Je suis face au petit parc qui d'habitude bat son plein par ses cris d'enfants, ses amoureux qui se bécotent sur les bancs, les femmes qui ragotent sur le quartier. Depuis le confinement, il n'y règne que les pigeons et les goélands. Pas très loin, un groupe de sans domicile fixe est là.

Face au petit parc qui d'habitude bat son plein par ses cris d'enfants, ses amoureux qui se bécotent sur les bancs, les femmes qui ragotent sur le quartier. Depuis le confinement, il n'y règne que les pigeons et les goélands. Ils ont l'air perdus, eux qui d'habitude s'approchent subrepticement de vous pour réussir à vous chiper de-ci de-là une petite miette de votre sandwich ou de votre pâtisserie. Je les observe et eux aussi ont l'air perdus par l'absence de personnes qui habituellement se détendent dans le parc. Ils tournent autour des poubelles et n'y trouvent rien. Ils ont l'air de tourner en rond comme des lions en cage. Ils ont l'air en errance.

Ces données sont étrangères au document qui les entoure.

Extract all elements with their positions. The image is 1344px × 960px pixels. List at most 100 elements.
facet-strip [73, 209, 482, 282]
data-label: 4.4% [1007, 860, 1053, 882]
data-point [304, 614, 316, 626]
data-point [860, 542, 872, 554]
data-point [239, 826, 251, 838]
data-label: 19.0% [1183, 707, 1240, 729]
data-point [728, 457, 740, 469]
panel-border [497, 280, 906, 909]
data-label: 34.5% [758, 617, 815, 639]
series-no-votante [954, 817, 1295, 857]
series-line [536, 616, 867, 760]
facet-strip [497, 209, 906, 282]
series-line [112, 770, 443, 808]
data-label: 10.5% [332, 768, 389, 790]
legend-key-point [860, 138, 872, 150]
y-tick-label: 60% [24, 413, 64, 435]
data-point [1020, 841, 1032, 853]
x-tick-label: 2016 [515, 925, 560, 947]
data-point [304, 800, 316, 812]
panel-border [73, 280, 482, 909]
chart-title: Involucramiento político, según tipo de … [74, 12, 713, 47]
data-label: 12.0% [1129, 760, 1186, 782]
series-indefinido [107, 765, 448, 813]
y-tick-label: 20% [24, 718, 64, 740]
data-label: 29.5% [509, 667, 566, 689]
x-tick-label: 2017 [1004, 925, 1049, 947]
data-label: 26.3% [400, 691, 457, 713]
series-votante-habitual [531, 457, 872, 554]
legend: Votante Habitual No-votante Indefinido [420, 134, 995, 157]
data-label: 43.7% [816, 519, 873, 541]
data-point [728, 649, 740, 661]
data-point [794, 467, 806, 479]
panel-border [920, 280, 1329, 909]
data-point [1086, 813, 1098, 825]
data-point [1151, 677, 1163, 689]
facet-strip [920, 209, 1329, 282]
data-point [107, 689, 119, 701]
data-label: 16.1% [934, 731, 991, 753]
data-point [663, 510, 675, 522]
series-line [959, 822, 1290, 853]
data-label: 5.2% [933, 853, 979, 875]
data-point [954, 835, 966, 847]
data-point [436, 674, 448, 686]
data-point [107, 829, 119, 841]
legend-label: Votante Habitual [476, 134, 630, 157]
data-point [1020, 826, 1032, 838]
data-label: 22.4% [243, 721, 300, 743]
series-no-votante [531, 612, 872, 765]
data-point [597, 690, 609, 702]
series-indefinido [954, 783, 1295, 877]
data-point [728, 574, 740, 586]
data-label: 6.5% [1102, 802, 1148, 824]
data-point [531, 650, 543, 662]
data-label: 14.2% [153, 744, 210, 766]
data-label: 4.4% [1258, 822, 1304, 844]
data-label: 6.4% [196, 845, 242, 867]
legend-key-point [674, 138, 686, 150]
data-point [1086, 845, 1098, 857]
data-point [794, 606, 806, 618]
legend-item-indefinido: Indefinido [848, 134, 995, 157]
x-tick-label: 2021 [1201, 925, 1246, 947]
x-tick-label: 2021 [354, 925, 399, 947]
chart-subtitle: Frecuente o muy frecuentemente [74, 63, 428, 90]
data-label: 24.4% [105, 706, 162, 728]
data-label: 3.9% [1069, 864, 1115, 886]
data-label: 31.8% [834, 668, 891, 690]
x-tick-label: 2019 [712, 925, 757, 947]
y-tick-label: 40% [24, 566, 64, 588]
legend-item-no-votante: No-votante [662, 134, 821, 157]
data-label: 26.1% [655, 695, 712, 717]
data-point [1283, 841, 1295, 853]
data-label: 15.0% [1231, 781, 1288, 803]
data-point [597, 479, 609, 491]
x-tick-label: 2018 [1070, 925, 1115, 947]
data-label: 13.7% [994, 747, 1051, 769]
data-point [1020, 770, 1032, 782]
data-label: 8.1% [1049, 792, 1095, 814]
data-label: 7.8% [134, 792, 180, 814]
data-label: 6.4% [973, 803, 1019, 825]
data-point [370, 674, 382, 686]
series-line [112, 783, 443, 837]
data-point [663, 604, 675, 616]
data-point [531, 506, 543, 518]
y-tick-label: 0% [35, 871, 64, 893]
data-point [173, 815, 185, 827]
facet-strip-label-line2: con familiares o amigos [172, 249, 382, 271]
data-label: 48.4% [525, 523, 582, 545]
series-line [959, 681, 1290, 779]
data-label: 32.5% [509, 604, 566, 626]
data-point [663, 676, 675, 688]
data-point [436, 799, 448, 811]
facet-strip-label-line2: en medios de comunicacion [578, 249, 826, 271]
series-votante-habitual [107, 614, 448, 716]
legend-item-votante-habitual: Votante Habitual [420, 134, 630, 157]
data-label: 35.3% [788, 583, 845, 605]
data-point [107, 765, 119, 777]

Pas très loin, un groupe de sans domicile fixe est là. Ils sont six depuis ma vision sans mes lunettes. C'est le deuxième jour de confinement, et je les vois de mon balcon, assis les uns à côté des autres. Il ont l'air aussi perdu que les volatiles. La mesure de sécurité d'un mètre n'est pas prise. Tout d'un coup, je me sens égoïste et je me rends compte que je n'avais pas pensé à eux. Comment vont faire ceux qui n'ont pas de toit ? Je les ai observés quasi toute la journée, ils étaient là comme si la vie continuait normalement. Disciplinée, je n'osais pas aller les voir, j'étais confinée. D'habitude, j'aurais enfilé mon manteau et serais allée leur demander s'ils avaient besoin de quelque chose. Mais je n'ai fait qu'attendre en les regardant de loin. J'étais si inquiète, ils étaient assis les uns près des autres, comme pour se tenir chaud. Cette proximité ne faisait qu'accroitre mon inquiétude pour eux. Nous qui nous martelons qu'il faut être séparés d'un mètre minimum.

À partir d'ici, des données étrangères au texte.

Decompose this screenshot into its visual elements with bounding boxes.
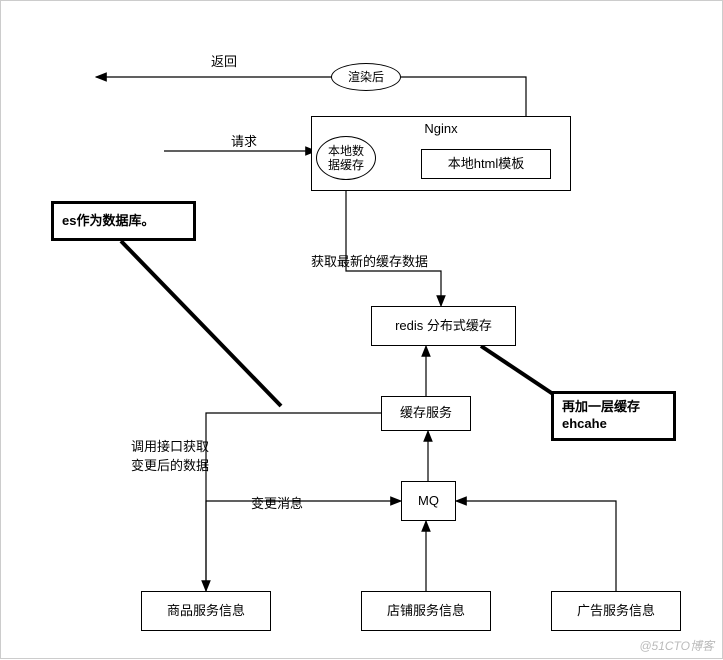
fetch-latest-label: 获取最新的缓存数据 [311,251,428,270]
local-cache-ellipse: 本地数 据缓存 [316,136,376,180]
ad-service-node: 广告服务信息 [551,591,681,631]
edge-nginx-to-fetch [346,191,441,306]
call-api-label: 调用接口获取 变更后的数据 [131,436,209,474]
redis-node: redis 分布式缓存 [371,306,516,346]
render-ellipse: 渲染后 [331,63,401,91]
change-msg-label: 变更消息 [251,493,303,512]
thick-line-ehcache-pointer [481,346,556,396]
thick-line-es-pointer [121,241,281,406]
request-label: 请求 [231,131,257,150]
edge-product-to-mq [206,501,401,591]
product-service-node: 商品服务信息 [141,591,271,631]
es-note-box: es作为数据库。 [51,201,196,241]
cache-service-node: 缓存服务 [381,396,471,431]
ehcache-note-box: 再加一层缓存 ehcahe [551,391,676,441]
html-template-node: 本地html模板 [421,149,551,179]
return-label: 返回 [211,51,237,70]
watermark-text: @51CTO博客 [639,637,714,654]
edge-nginx-top-right [401,77,526,116]
shop-service-node: 店铺服务信息 [361,591,491,631]
connectors-layer [1,1,723,660]
mq-node: MQ [401,481,456,521]
edge-ad-to-mq [456,501,616,591]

De mon balcon, la vie s'est arrêtée. Les klaxons, les badauds qui se disputent pour un banc, les bus avec leur passage bruyant, les scooters qui d'habitude m'agacent lorsqu'ils tardent à démarrer force de brouhaha, les voisins qui se disputent comme s'ils étaient chez eux. Le silence a pris le pouvoir et l'angoisse s'ensuit. La vie s'est stoppée nette, du jour au lendemain et personne ne s'y était préparé. La télévision montrait les gens se ruer sur les denrées alimentaires. Avez-vous pensé à ceux qui n'ont pas d'argent, ni au quotidien, ni de côté sur leur compte genre épargne en cas de coup dur, pour recharger leurs placards et frigidaires?

Ceux qui attendent leur CAF et allocation chômage pour faire des courses. Heureusement nous n'étions que le 16 mars, pour ma part il me restait quelques sous, mais pas de quoi remplir un chariot entier.

J'ai déjà vécu la faim (cf. «Dans la dèche à Toulon et ailleurs»), alors je n'ai pas eu peur. Je ferai avec ce que j'ai.

J'étais plus préoccupée par les sdf qui en fin de journée n'avaient pas bouger, que de me battre pour du papier toilettes. J'ai fait des allées-venues entre mon salon et mon balcon de nombreuses fois. C'est à 22 heures seulement que le parc s'est entièrement vidé. Plus d'oiseaux, plus de sdf. J'ai regardé le ciel espérant qu'ils soient en sécurité.